For 2 & 3, review the scripts which are set to be run. These can be divided into three general areas: 1. Configuration settings - look for setConfigData() and deleteConfigData() calls 2. Table additions and edits (new tables, adding columns, etc.) 3. EAV-related changes and additions; look for EAV setup resources 4. Non-EAV data changes: installation of new data or modification of existing data

It's a matter of feel & intuition, but gauging the level of impact on the db will allow you to determine if you should clone production data down to local dev and test the setup workflow locally, verifying it works okay, then pushing to production and re-checking (backing up always!). If the changes are wide-ranging, it may be best to take the site offline so that you can ensure that you won't lose order or customer data if you need to revert after a botched upgrade.

Altri suggerimenti

You generally don't ever want to push data contained in a db from dev > prod. Your schema defs should be contained in Magento sql install scripts. If you do have actual new data you want to push up to prod, you'll have to do so on a case-by-case basis. You will most likely pull down from prod > dev to test out data and configuration before running the actual case on prod.

Case - 1:

If your production server has the same data (DB) which you have in the local, then just copy the database and files to the production server and do the the following:

1) Delete the content of the folder /var

2) Change the values of the file /app/etc/local.xml There you can find your connection string data (database user, host and name).

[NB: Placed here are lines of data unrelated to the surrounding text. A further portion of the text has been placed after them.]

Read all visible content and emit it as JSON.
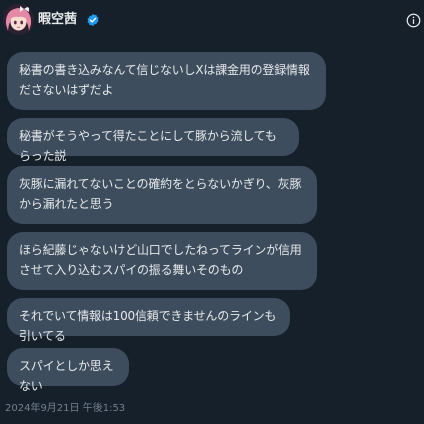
{
  "header": {
    "user_name": "暇空茜",
    "avatar_icon": "avatar-anime-girl",
    "verified_icon": "verified-badge-icon",
    "info_icon": "info-icon"
  },
  "messages": [
    {
      "text": "秘書の書き込みなんて信じないしXは課金用の登録情報ださないはずだよ"
    },
    {
      "text": "秘書がそうやって得たことにして豚から流してもらった説"
    },
    {
      "text": "灰豚に漏れてないことの確約をとらないかぎり、灰豚から漏れたと思う"
    },
    {
      "text": "ほら紀藤じゃないけど山口でしたねってラインが信用させて入り込むスパイの振る舞いそのもの"
    },
    {
      "text": "それでいて情報は100信頼できませんのラインも引いてる"
    },
    {
      "text": "スパイとしか思えない"
    }
  ],
  "timestamp": "2024年9月21日 午後1:53",
  "colors": {
    "background": "#15202b",
    "bubble": "#3d4d5e",
    "text": "#e7e9ea",
    "muted": "#71808f",
    "verified": "#1d9bf0"
  }
}
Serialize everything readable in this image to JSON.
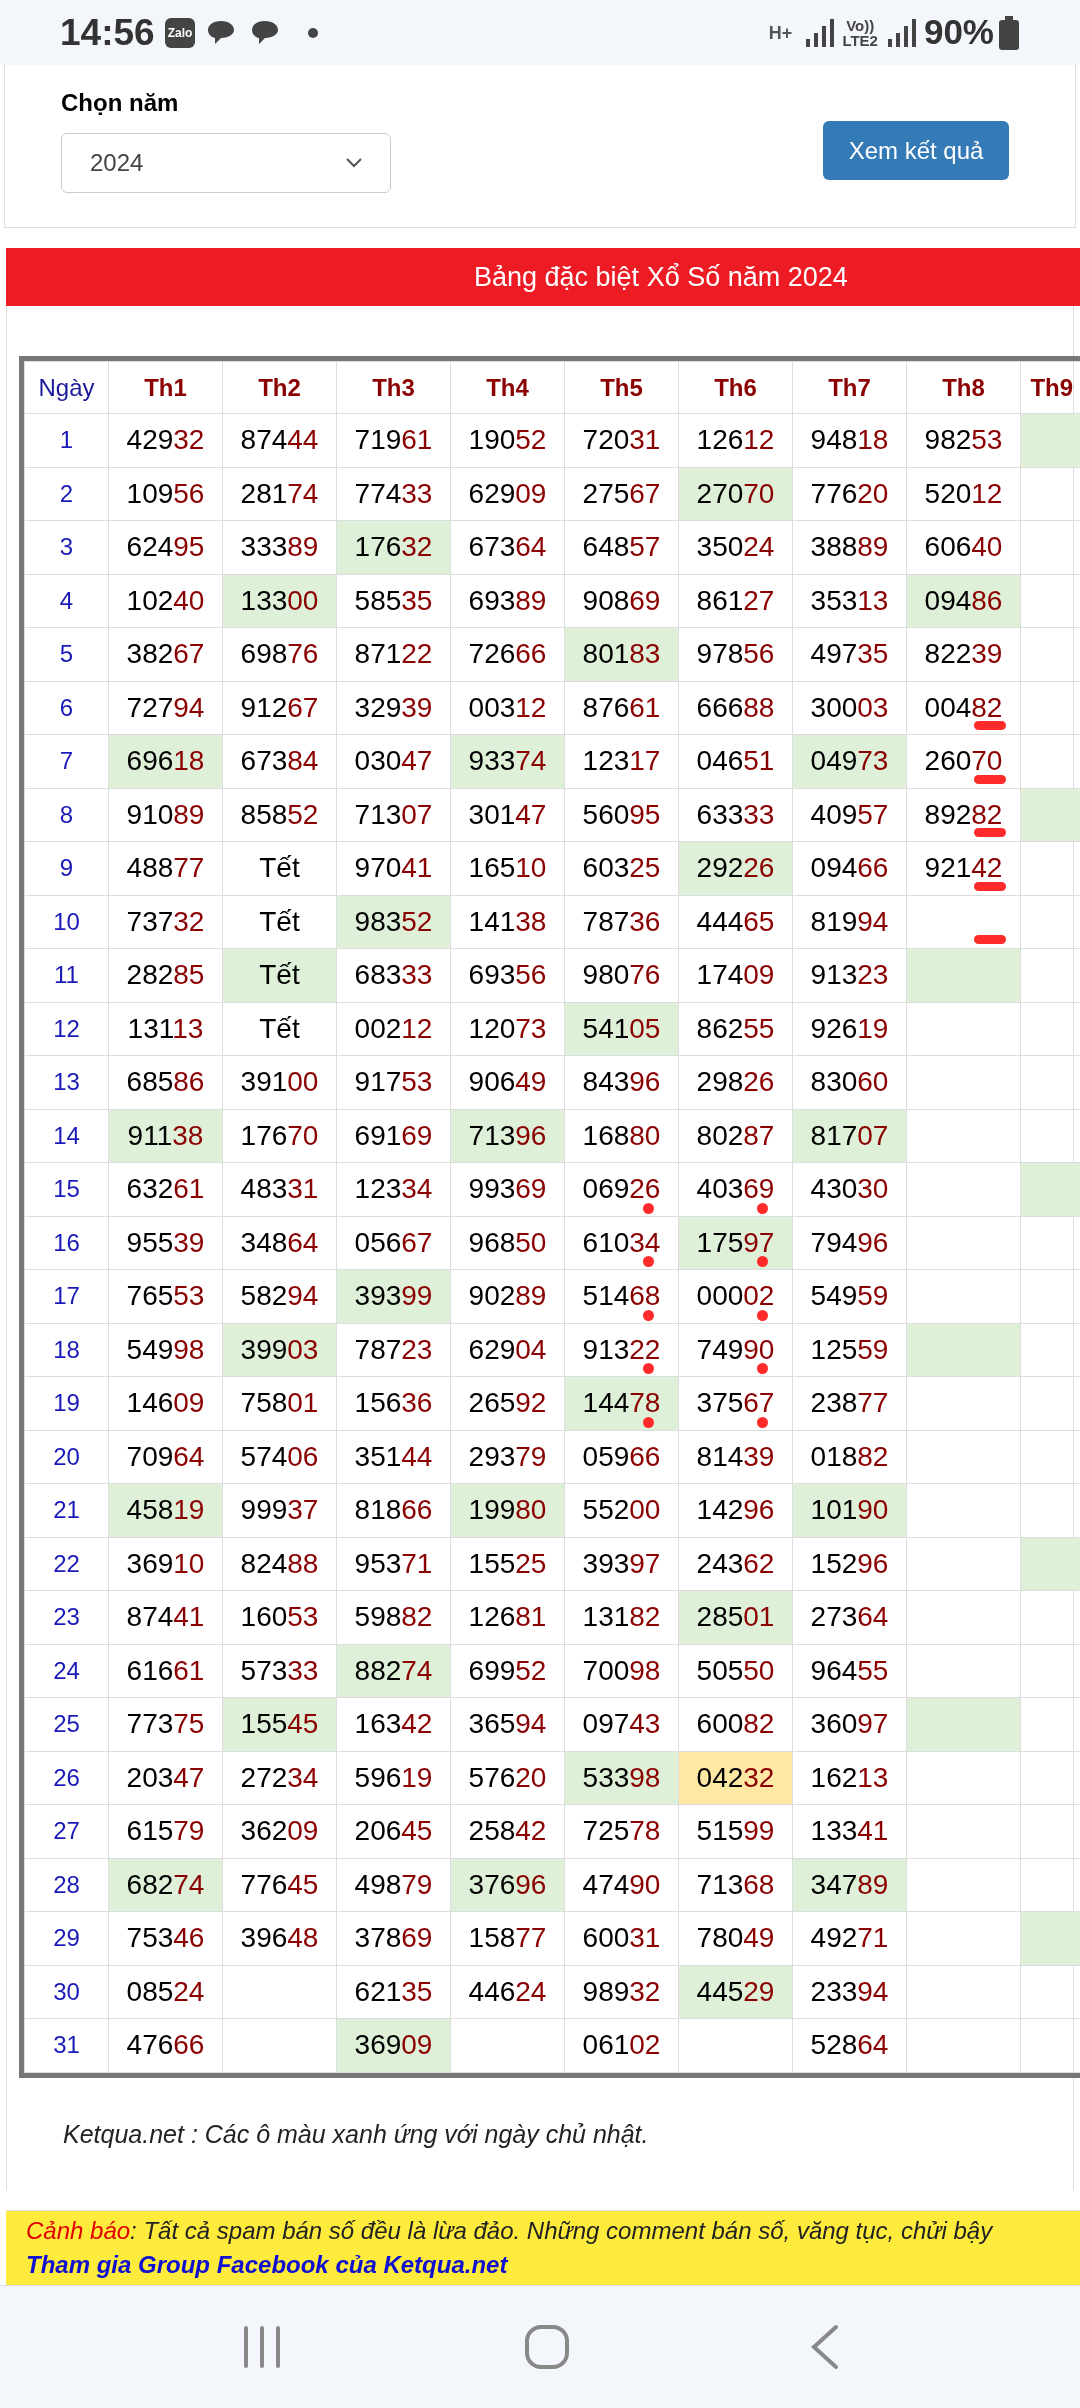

3) Once you got your database uploaded, you need to make some changes.

Run this query:

SELECT * FROM core_config_data WHERE path = 'web/unsecure/base_url' OR path = 'web/secure/base_url';

you will get 2 rows. update these rows by Run this query

UPDATE core_config_data SET value = 'YOUR_NEW_LIVE_URL' WHERE path LIKE 'web/%/base_url';

That’s all.

Case - 2:

If you don't want to change the DB data's in production, then you need to install the modules via megento connect directly to the production server. And you can update the files which you have changed in Local.